Hi. I have a neutered male lop that is constantly shedding. Not just a little but more like a full molt. As soon as we think he is done he starts all over again. We have to brush him everyday and his hair flies around and tickles our noses. We feed him hay and supplement with pellets. We limit treats. Is he missing something?

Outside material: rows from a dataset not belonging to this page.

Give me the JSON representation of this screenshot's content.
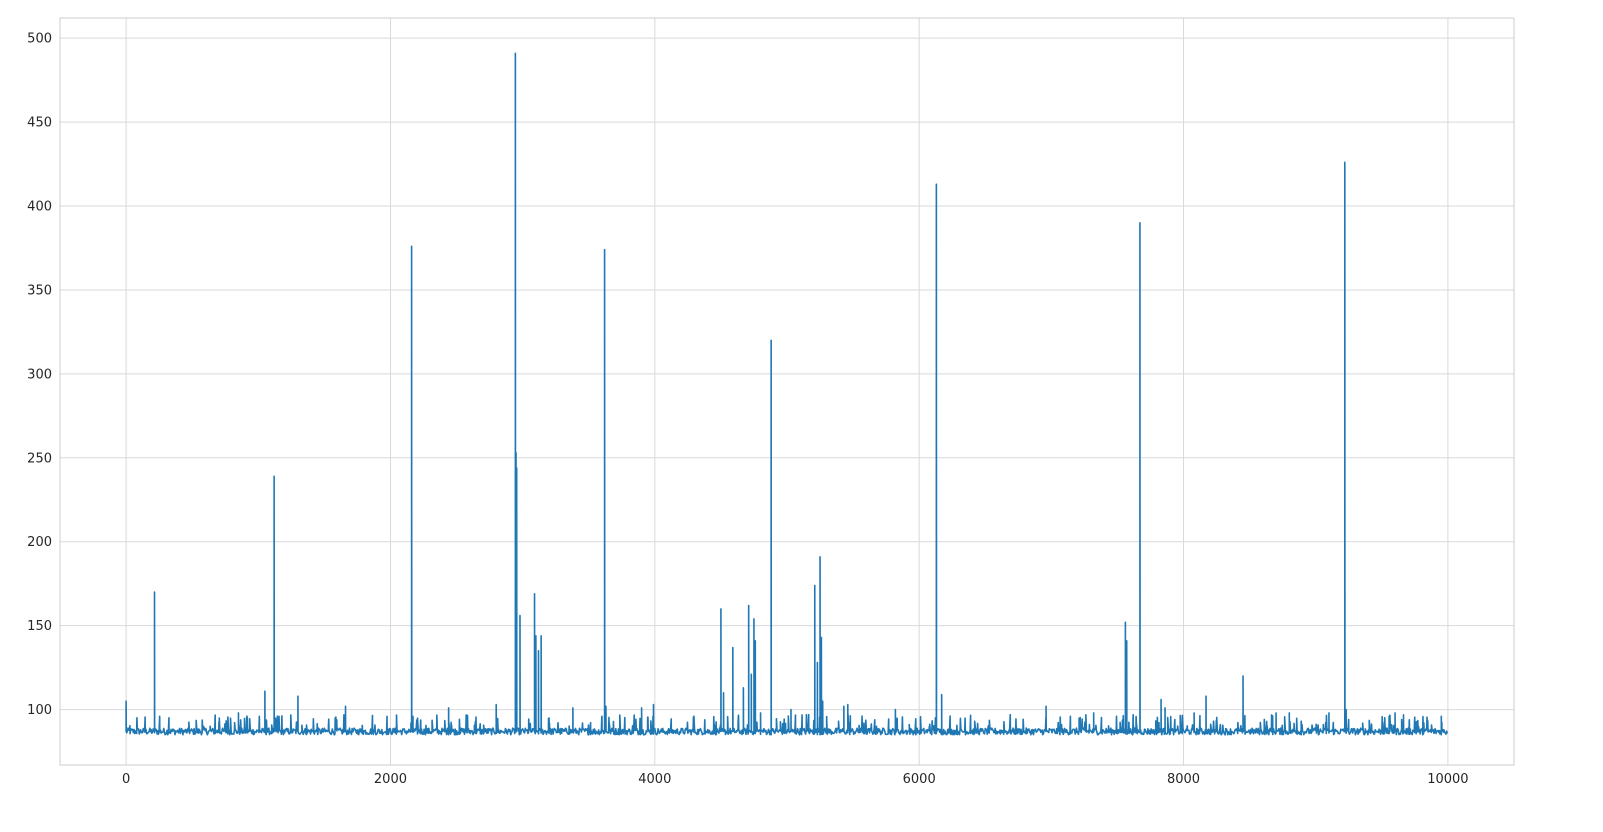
{
  "chart_data": {
    "type": "line",
    "title": "",
    "xlabel": "",
    "ylabel": "",
    "xlim": [
      -500,
      10500
    ],
    "ylim": [
      67,
      512
    ],
    "x_ticks": [
      0,
      2000,
      4000,
      6000,
      8000,
      10000
    ],
    "y_ticks": [
      100,
      150,
      200,
      250,
      300,
      350,
      400,
      450,
      500
    ],
    "x_tick_labels": [
      "0",
      "2000",
      "4000",
      "6000",
      "8000",
      "10000"
    ],
    "y_tick_labels": [
      "100",
      "150",
      "200",
      "250",
      "300",
      "350",
      "400",
      "450",
      "500"
    ],
    "grid": true,
    "legend": "none",
    "x_range": [
      0,
      9999
    ],
    "baseline": 87,
    "noise": [
      85,
      89
    ],
    "series": [
      {
        "color": "#1f77b4",
        "spikes": [
          {
            "x": 0,
            "y": 105
          },
          {
            "x": 215,
            "y": 170
          },
          {
            "x": 850,
            "y": 98
          },
          {
            "x": 1050,
            "y": 111
          },
          {
            "x": 1120,
            "y": 239
          },
          {
            "x": 1300,
            "y": 108
          },
          {
            "x": 1660,
            "y": 102
          },
          {
            "x": 2160,
            "y": 376
          },
          {
            "x": 2170,
            "y": 96
          },
          {
            "x": 2440,
            "y": 101
          },
          {
            "x": 2800,
            "y": 103
          },
          {
            "x": 2945,
            "y": 491
          },
          {
            "x": 2950,
            "y": 253
          },
          {
            "x": 2955,
            "y": 244
          },
          {
            "x": 2980,
            "y": 156
          },
          {
            "x": 3090,
            "y": 169
          },
          {
            "x": 3100,
            "y": 144
          },
          {
            "x": 3120,
            "y": 135
          },
          {
            "x": 3140,
            "y": 144
          },
          {
            "x": 3200,
            "y": 95
          },
          {
            "x": 3380,
            "y": 101
          },
          {
            "x": 3600,
            "y": 96
          },
          {
            "x": 3620,
            "y": 374
          },
          {
            "x": 3630,
            "y": 102
          },
          {
            "x": 3900,
            "y": 101
          },
          {
            "x": 3990,
            "y": 103
          },
          {
            "x": 4500,
            "y": 160
          },
          {
            "x": 4520,
            "y": 110
          },
          {
            "x": 4590,
            "y": 137
          },
          {
            "x": 4670,
            "y": 113
          },
          {
            "x": 4710,
            "y": 162
          },
          {
            "x": 4730,
            "y": 121
          },
          {
            "x": 4750,
            "y": 154
          },
          {
            "x": 4760,
            "y": 141
          },
          {
            "x": 4800,
            "y": 98
          },
          {
            "x": 4880,
            "y": 320
          },
          {
            "x": 5030,
            "y": 100
          },
          {
            "x": 5210,
            "y": 174
          },
          {
            "x": 5230,
            "y": 128
          },
          {
            "x": 5250,
            "y": 191
          },
          {
            "x": 5260,
            "y": 143
          },
          {
            "x": 5270,
            "y": 105
          },
          {
            "x": 5430,
            "y": 102
          },
          {
            "x": 5460,
            "y": 103
          },
          {
            "x": 5820,
            "y": 100
          },
          {
            "x": 6130,
            "y": 413
          },
          {
            "x": 6170,
            "y": 109
          },
          {
            "x": 6960,
            "y": 102
          },
          {
            "x": 7320,
            "y": 98
          },
          {
            "x": 7560,
            "y": 152
          },
          {
            "x": 7570,
            "y": 141
          },
          {
            "x": 7670,
            "y": 390
          },
          {
            "x": 7830,
            "y": 106
          },
          {
            "x": 7860,
            "y": 101
          },
          {
            "x": 8080,
            "y": 98
          },
          {
            "x": 8170,
            "y": 108
          },
          {
            "x": 8450,
            "y": 120
          },
          {
            "x": 8700,
            "y": 98
          },
          {
            "x": 8800,
            "y": 98
          },
          {
            "x": 9100,
            "y": 98
          },
          {
            "x": 9220,
            "y": 426
          },
          {
            "x": 9230,
            "y": 100
          },
          {
            "x": 9600,
            "y": 98
          },
          {
            "x": 9950,
            "y": 96
          }
        ]
      }
    ]
  }
}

Sent from my SPH-L720 using Rabbit Forum mobile app


----------



## Bonsai (Sep 11, 2013)

I know how you feel!! My Heidi has been molting for what feels like MONTHS. I've tried all sorts of brushes and I finally ordered "Hair Buster" on Sunday to see if it helps us any. :/ I gently pluck out tufts that stick out while she enjoys her pellets until the new hopefully-Godsend Hair Buster gets here. I wish I had better advice for you than to keep brushing. Its weird that my Heidi never shed at all (or at least not like this) until this summer. She must have a fully matured coat now!


----------



## Lifeangel1 (Sep 12, 2013)

At least I know that I am not alone. We'll keep brushing. Maybe we will try a de- shedding brush. Thank you

Sent from my SPH-L720 using Rabbit Forum mobile app


----------



## Nancy McClelland (Sep 12, 2013)

We have a male satin that is just the same--his hutch get vacuumed daily and we brush him daily. A human would be bald by now.


----------



## bullsgirl80 (Sep 13, 2013)

I have two male bunnies and one of them constantly sheds. A lot!! Glad to see I'm not the only one who deals with this! I have no advice other then brushing him. That's what I do. Since they groom so much you don't want him to eat that fur 


Sent from my iPhone using Rabbit Forum


----------



## mhockin78 (Sep 18, 2013)

My Toby is a Holland, and from what I have read, bunnies shed or molt their fur approx every 3 months. They are always shedding I have a furminator, but his coat is so dense it does absolutely nothing to help. So I sit with him and gently pull out the tufts that are ready to go and use a long stainless steel comb to help with the rest. Good luck


----------